Veröffentlicht: 19.01.2025. Rubrik: Lustiges
Escape-Room für Katzen
Unsere Haus-Hof-Straßen-Garten-Kater sind ganzjährig draußen unterwegs, wie sich das für glückliche, gesunde Katzen gehört. Und natürlich machen wir uns Sorgen, sobald es wieder etwas kälter wird und sie nicht auf unsere Pfiffe hin artig wieder in die Wohnung kommen, sondern sich stattdessen gar nicht erst im Garten blicken lassen, um Bescheid zu geben, dass sie noch am Leben sind.
Diese sich schnell in Absurditäten steigernde Sorge haben meine Frau und ich beide, sie jedoch schlimmer als ich. Deshalb darf ich auf gar keinen Fall panisch werden, was mir meistens auch ganz gut gelingt.
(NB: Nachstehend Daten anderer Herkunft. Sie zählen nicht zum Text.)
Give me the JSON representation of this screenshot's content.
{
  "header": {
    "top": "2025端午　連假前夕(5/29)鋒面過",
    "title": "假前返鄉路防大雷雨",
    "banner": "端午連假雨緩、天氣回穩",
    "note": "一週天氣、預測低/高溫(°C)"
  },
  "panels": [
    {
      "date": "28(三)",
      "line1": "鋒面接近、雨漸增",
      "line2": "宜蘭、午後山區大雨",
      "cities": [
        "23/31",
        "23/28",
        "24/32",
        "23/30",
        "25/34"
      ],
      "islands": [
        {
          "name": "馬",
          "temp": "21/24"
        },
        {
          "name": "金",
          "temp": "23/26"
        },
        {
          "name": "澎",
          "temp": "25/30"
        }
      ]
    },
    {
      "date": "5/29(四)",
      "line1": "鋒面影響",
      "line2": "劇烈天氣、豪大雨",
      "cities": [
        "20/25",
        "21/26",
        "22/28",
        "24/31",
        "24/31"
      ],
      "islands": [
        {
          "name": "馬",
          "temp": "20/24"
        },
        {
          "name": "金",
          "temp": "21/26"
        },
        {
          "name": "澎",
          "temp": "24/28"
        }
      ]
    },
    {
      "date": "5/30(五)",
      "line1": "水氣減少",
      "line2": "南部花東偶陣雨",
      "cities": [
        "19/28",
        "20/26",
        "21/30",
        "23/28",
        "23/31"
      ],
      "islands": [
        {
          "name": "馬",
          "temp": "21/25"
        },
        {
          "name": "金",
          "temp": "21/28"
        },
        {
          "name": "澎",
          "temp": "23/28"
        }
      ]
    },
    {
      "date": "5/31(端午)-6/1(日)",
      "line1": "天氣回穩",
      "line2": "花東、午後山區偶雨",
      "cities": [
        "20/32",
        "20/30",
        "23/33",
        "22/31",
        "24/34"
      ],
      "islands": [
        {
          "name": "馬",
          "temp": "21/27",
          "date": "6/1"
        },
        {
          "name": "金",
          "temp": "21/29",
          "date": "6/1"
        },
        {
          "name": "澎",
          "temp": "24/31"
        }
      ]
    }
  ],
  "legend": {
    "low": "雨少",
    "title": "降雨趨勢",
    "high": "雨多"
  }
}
Neulich jedoch sagte mir mein Bauchgefühl, dass etwas nicht stimmt, nachdem unser älterer, roter Kater Sleepy nach anderthalb Tagen noch nicht wieder zu Hause aufgetaucht war. Meine Frau und ich liefen gerade vom Kiosk zurück nach Hause und sprachen darüber, ob wir heute Abend mal losziehen sollten, um ihn zu suchen, als wir auf einmal sein klägliches Jaulen aus einem der Kellerfenster links von uns vernahmen.
Ich rief überrascht “Sleepy” und seine Antwort war, ich bin mir sicher, ihn da ganz richtig verstanden zu haben:
“Jaaaaa, natürlich. Wer denn sonst, ihr Trottel. Oder vermisst ihr noch mehr rote Kater?!”
Meine Frau stand eine Schrecksekunde lang still da und starrte auf den winzigen Spalt des Kellerfensters, aus dem das nun immer forscher klingende Mauzen kam.
Ich schaltete einen Moment schneller und fing an bei allen Parteien des Wohnhauses Sturm zu klingeln. Es war nachmittags, die Chancen, dass jemand zu Hause war, standen nicht schlecht. Endlich summte der Türöffner und ich sprintete zur Kellertreppe. Schon bevor ich davor stand, konnte ich den Zettel lesen, der genau an der Tür angebracht worden war, hinter der Sleepy steckte. So viel räumliches Denken traue ich mir immerhin zu, dachte ich, während ich still über die Botschaft auf dem Zettel fluchte.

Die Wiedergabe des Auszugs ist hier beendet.